21. The FTT failed to adequately explain the findings in paragraph 26, in which proportionality was considered, and why the balance fell in favour of the Claimant. The FTT referred to section 117B but did not demonstrate that it had properly engaged with the provisions contained therein. Section 117B contains the public interest considerations which are applicable in all cases when Article 8 of the 1950 Convention is considered outside the Immigration Rules. It provides that;

"(1) The maintenance of effective immigration controls is in the public interest.
(4) Little weight should be given to -
(a) a private life, or
(b) a relationship formed with a qualifying partner,
that is established by a person at a time when the person is in the United Kingdom unlawfully."
22. The Claimant had been in the United Kingdom unlawfully since his illegal entry in 2003. The FTT therefore must have attached little weight to his private life, and his relationship with his partner, and the FTT has not adequately explained why if that is the case, the balance when considering proportionality fell in favour of the Claimant.
23. The Court of Appeal commented in Agyarko at paragraph 28, that where an individual, seeking leave to remain under Article 8 outside the Rules, established a family life in the knowledge that he or she had no right to be in the United Kingdom, they could only succeed under Article 8 if their case was exceptional.
24. For the above reasons, the decision of the FTT is unsafe and is set aside with no findings preserved.
25. Mr Alexander accepted that it would be appropriate to remit the appeal to the FTT to be heard again.
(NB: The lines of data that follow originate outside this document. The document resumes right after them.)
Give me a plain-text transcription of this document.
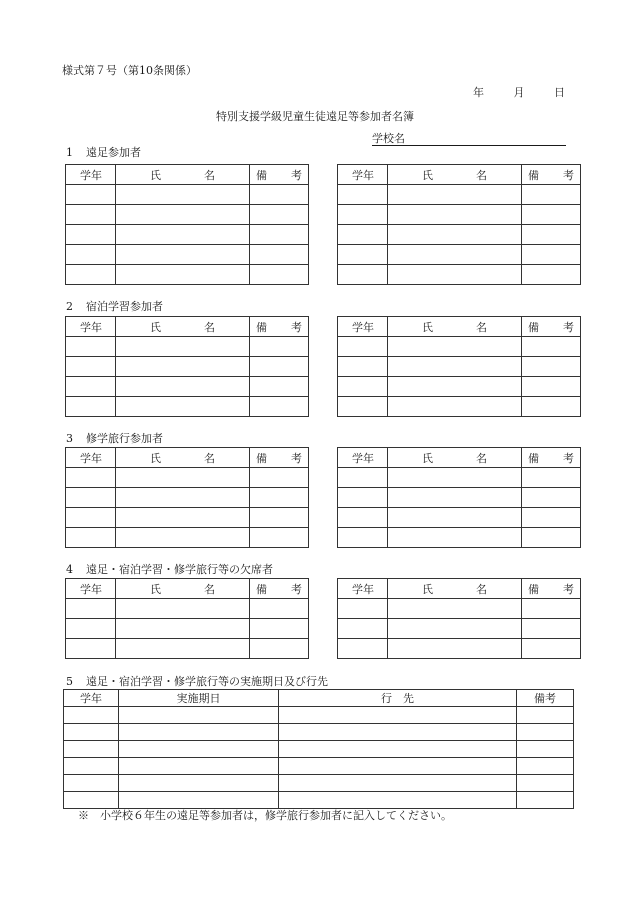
様式第７号（第10条関係）
年	月	日
特別支援学級児童生徒遠足等参加者名簿
学校名
1 遠足参加者
2 宿泊学習参加者
3 修学旅行参加者
4 遠足・宿泊学習・修学旅行等の欠席者
5 遠足・宿泊学習・修学旅行等の実施期日及び行先
学 年	氏 名	備 考

			学 年	氏 名	備 考

学 年	氏 名	備 考

			学 年	氏 名	備 考

学 年	氏 名	備 考

			学 年	氏 名	備 考

学 年	氏 名	備 考

			学 年	氏 名	備 考

学年	実施期日	行　先	備考

※　小学校６年生の遠足等参加者は，修学旅行参加者に記入してください。
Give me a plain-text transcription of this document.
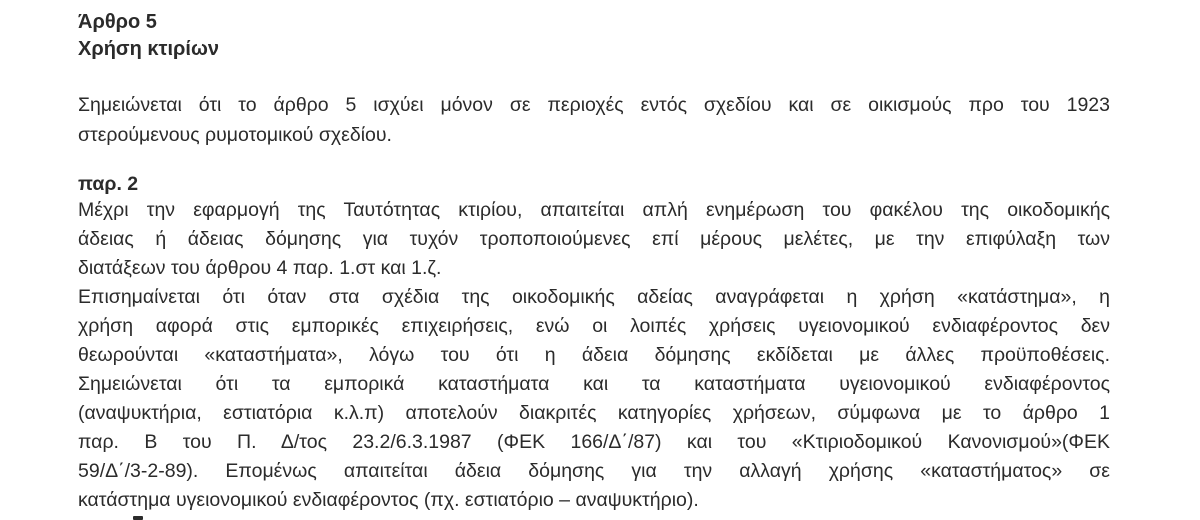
Άρθρο 5
Χρήση κτιρίων
Σημειώνεται ότι το άρθρο 5 ισχύει μόνον σε περιοχές εντός σχεδίου και σε οικισμούς προ του 1923
στερούμενους ρυμοτομικού σχεδίου.
παρ. 2
Μέχρι την εφαρμογή της Ταυτότητας κτιρίου, απαιτείται απλή ενημέρωση του φακέλου της οικοδομικής
άδειας ή άδειας δόμησης για τυχόν τροποποιούμενες επί μέρους μελέτες, με την επιφύλαξη των
διατάξεων του άρθρου 4 παρ. 1.στ και 1.ζ.
Επισημαίνεται ότι όταν στα σχέδια της οικοδομικής αδείας αναγράφεται η χρήση «κατάστημα», η
χρήση αφορά στις εμπορικές επιχειρήσεις, ενώ οι λοιπές χρήσεις υγειονομικού ενδιαφέροντος δεν
θεωρούνται «καταστήματα», λόγω του ότι η άδεια δόμησης εκδίδεται με άλλες προϋποθέσεις.
Σημειώνεται ότι τα εμπορικά καταστήματα και τα καταστήματα υγειονομικού ενδιαφέροντος
(αναψυκτήρια, εστιατόρια κ.λ.π) αποτελούν διακριτές κατηγορίες χρήσεων, σύμφωνα με το άρθρο 1
παρ. Β του Π. Δ/τος 23.2/6.3.1987 (ΦΕΚ 166/Δ΄/87) και του «Κτιριοδομικού Κανονισμού»(ΦΕΚ
59/Δ΄/3-2-89). Επομένως απαιτείται άδεια δόμησης για την αλλαγή χρήσης «καταστήματος» σε
κατάστημα υγειονομικού ενδιαφέροντος (πχ. εστιατόριο – αναψυκτήριο).
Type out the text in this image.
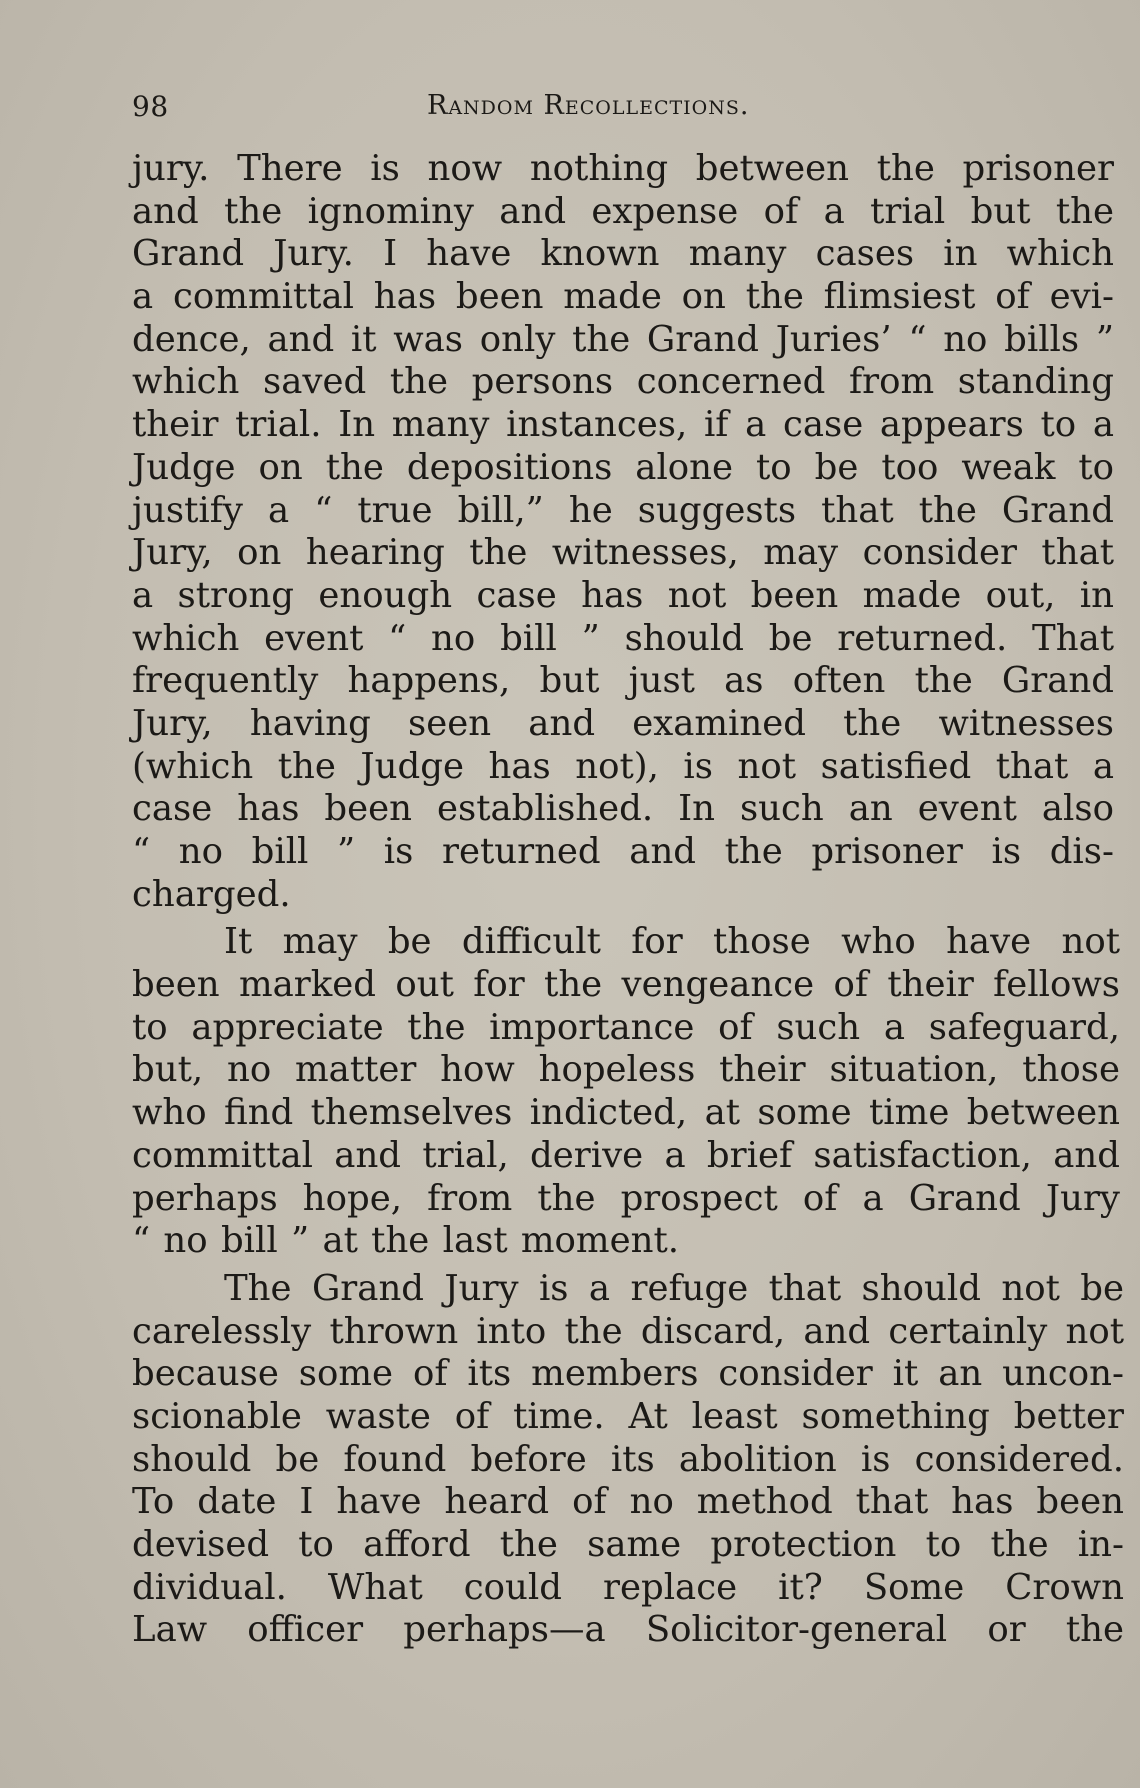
98	Random Recollections.
jury. There is now nothing between the prisoner
and the ignominy and expense of a trial but the
Grand Jury. I have known many cases in which
a committal has been made on the flimsiest of evi-
dence, and it was only the Grand Juries’ “ no bills ”
which saved the persons concerned from standing
their trial. In many instances, if a case appears to a
Judge on the depositions alone to be too weak to
justify a “ true bill,” he suggests that the Grand
Jury, on hearing the witnesses, may consider that
a strong enough case has not been made out, in
which event “ no bill ” should be returned. That
frequently happens, but just as often the Grand
Jury, having seen and examined the witnesses
(which the Judge has not), is not satisfied that a
case has been established. In such an event also
“ no bill ” is returned and the prisoner is dis-
charged.
It may be difficult for those who have not
been marked out for the vengeance of their fellows
to appreciate the importance of such a safeguard,
but, no matter how hopeless their situation, those
who find themselves indicted, at some time between
committal and trial, derive a brief satisfaction, and
perhaps hope, from the prospect of a Grand Jury
“ no bill ” at the last moment.
The Grand Jury is a refuge that should not be
carelessly thrown into the discard, and certainly not
because some of its members consider it an uncon-
scionable waste of time. At least something better
should be found before its abolition is considered.
To date I have heard of no method that has been
devised to afford the same protection to the in-
dividual. What could replace it? Some Crown
Law officer perhaps—a Solicitor-general or the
I indicated, having considered paragraph 7 of the Senior President's Practice Statements that this would be appropriate, because of the nature and extent of judicial fact-finding that will be necessary in order for the decision to be remade.
26. The appeal will be heard at the Taylor House Hearing Centre and the parties will be advised of the time and date in due course. The appeal is to be heard by an FTT Judge other than Judge Gibb.
Notice of Decision

The decision of the FTT involved the making of an error of law such that it is set aside. The appeal is allowed to the extent that it is remitted to the FTT with no findings preserved.

Anonymity

The FTT made no anonymity direction and there was no request to the Upper Tribunal for an anonymity order. I see no need to order anonymity.


Signed Date 18th February 2016


Deputy Upper Tribunal Judge M A Hall


TO THE RESPONDENT
FEE AWARD

The issue of any fee award will need to be considered by the FTT.